Bloc Positions: Western Bloc: Many countries are opposed to the field. The principles behind genetic engineering often conflict with their dominant religions, raising many strong opinions. There still is significant research being conducted by people who are hopeful about the potential benefits of the technology. Latin Bloc: Many nations are hesitant to enter the field. Many are worried about revoking past issues with movements regarding “purity of race” under dictatorships that led to brutal genocides. Latin America has been, however, a significant contributor to research in the field, beginning in Argentina in 1925. African Bloc: Citizens are often skeptical of the benefits of human genetic engineering. Some countries have stated that they are in favor of furthering the research, as long as it is not applied to human fetuses. Others have stated that they want to continue genetic research specifically in plants so that they can improve their agricultural yields. Asian Bloc: There have already been many instances of human genetic engineering, though it is not widely accepted. For instance, China has been nicknamed the “Wild West” of research due to their pioneering efforts. Japan has also announced plans for research projects in the sector.

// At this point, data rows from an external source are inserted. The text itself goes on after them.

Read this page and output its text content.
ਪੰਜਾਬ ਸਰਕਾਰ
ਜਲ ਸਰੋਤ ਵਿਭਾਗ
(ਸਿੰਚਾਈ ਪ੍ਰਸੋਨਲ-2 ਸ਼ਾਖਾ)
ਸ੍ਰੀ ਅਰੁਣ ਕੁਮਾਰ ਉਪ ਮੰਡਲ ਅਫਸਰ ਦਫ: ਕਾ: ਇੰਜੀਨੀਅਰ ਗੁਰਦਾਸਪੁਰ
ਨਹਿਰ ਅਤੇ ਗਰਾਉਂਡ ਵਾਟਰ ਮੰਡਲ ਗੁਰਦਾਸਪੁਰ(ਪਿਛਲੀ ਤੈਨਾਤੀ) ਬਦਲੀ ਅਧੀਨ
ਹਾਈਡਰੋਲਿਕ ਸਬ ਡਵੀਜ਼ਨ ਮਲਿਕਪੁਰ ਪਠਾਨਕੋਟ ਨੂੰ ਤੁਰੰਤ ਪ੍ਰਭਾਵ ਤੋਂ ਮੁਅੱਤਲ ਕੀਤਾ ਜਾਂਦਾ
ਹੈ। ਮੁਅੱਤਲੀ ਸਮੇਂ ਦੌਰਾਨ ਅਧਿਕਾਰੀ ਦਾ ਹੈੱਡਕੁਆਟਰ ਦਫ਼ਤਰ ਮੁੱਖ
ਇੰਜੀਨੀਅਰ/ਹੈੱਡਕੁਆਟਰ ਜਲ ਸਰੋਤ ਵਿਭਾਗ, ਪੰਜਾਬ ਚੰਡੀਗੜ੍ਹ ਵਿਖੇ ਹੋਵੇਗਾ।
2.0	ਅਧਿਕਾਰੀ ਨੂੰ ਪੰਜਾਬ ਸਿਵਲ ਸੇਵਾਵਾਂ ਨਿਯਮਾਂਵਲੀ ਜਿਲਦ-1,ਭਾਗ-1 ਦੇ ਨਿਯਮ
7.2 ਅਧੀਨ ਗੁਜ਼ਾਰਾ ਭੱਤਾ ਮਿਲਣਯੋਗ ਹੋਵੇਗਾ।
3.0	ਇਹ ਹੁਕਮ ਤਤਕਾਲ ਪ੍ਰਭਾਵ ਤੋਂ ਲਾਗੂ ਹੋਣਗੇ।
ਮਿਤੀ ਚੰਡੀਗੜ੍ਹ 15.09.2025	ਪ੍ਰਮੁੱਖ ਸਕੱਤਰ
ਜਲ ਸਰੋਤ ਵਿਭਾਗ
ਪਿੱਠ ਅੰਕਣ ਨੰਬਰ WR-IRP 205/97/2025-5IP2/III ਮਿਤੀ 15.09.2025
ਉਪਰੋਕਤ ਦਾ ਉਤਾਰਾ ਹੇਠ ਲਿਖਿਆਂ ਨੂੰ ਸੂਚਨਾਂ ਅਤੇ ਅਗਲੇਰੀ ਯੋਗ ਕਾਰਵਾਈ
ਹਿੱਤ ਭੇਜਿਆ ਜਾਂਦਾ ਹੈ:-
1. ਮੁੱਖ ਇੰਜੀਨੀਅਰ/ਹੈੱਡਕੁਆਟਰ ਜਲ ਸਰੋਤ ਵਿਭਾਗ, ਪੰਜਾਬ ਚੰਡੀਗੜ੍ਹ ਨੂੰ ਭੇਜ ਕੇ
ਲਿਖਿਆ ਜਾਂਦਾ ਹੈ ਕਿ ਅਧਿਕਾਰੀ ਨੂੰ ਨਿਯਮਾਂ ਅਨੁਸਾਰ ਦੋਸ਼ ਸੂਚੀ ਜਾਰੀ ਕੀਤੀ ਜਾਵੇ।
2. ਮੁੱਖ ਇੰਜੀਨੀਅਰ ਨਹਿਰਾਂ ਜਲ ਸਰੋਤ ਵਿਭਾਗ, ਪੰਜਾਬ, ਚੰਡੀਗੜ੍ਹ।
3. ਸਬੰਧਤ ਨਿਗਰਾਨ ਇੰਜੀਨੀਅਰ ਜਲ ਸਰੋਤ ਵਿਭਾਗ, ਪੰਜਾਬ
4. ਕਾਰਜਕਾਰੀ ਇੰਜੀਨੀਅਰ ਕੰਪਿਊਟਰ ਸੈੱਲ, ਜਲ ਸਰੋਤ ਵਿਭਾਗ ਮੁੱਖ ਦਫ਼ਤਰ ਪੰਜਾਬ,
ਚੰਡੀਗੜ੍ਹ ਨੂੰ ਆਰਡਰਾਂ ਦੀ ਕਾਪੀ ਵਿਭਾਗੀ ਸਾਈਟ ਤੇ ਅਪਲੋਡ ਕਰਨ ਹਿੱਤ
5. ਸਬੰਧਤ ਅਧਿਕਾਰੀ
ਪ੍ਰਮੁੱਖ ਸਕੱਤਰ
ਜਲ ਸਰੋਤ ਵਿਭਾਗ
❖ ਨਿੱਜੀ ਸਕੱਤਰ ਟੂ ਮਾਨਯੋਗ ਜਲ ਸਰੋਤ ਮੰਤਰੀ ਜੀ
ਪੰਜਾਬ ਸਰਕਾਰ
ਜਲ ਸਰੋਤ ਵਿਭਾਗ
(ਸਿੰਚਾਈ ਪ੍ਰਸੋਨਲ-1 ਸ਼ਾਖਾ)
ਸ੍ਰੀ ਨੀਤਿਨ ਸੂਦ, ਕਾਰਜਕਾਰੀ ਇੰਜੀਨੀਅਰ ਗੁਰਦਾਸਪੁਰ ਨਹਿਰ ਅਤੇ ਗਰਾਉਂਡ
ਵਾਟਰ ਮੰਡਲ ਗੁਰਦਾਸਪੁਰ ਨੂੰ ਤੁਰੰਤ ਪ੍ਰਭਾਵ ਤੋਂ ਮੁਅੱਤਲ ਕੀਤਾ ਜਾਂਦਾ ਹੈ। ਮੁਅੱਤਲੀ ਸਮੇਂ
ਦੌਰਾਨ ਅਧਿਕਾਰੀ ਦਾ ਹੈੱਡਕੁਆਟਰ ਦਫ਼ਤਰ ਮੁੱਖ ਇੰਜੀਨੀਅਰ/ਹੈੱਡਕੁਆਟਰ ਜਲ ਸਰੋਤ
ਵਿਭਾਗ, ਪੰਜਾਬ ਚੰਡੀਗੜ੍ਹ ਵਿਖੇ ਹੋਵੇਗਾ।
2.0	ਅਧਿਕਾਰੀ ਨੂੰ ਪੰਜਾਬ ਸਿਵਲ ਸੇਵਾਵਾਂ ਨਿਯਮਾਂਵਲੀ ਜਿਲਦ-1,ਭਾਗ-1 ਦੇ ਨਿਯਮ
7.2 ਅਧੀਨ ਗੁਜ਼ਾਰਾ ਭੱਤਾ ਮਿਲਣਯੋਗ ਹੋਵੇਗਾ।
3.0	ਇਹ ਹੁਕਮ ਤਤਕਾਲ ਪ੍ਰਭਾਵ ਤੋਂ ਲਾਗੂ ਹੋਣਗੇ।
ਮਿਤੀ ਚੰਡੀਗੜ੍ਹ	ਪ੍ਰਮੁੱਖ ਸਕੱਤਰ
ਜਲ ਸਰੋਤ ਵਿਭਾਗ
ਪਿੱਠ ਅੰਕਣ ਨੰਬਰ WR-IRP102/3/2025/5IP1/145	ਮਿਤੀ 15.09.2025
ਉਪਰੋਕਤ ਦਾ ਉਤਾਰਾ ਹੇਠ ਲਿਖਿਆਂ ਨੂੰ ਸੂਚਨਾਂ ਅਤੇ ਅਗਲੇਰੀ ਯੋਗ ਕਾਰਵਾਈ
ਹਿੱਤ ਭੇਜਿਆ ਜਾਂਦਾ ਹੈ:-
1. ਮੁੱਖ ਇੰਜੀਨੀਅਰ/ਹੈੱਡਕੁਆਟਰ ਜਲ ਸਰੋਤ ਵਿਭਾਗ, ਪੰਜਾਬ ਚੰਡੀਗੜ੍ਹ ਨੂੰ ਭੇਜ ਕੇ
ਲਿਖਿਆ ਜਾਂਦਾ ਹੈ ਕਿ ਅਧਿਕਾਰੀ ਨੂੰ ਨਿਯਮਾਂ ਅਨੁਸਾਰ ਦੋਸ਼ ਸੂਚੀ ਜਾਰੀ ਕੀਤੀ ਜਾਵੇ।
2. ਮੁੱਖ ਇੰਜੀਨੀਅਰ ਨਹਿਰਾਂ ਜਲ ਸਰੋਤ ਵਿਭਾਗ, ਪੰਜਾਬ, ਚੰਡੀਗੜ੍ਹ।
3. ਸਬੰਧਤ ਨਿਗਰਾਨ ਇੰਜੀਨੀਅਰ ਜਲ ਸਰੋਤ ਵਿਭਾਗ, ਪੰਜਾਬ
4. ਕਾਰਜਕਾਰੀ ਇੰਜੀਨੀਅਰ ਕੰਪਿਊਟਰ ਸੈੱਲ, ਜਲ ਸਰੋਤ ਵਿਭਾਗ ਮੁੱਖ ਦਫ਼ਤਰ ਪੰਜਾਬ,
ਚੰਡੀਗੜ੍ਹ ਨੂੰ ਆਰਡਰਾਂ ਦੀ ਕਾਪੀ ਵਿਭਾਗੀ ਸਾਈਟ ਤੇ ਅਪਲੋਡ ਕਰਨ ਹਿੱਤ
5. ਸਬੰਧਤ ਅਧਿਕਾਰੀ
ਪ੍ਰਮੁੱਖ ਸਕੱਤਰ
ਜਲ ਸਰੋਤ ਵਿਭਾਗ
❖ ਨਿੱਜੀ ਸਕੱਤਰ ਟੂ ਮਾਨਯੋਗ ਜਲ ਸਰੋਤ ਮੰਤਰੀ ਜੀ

Questions to consider: 1. Does your country federally fund research regarding the engineering of human genes? 2. How is your country’s view on genetic engineering affected by its culture, religion, disease-rates, etc.? 3. To what extent does your country support genetic engineering? Does your country support genetic engineering to prevent the development of certain diseases? What about choosing traits in babies such as gender or eye color? 4. What, if any, regulation does your country propose to apply to this research? 5. Who, if anyone, does your country plan to allow access to genetic engineering capabilities? Will the technology be reserved for extreme conditions? Will it be made into a public service for a high price? If so, how will your country protect the health of its poor population while their richer citizens are able to rid their babies of several diseases?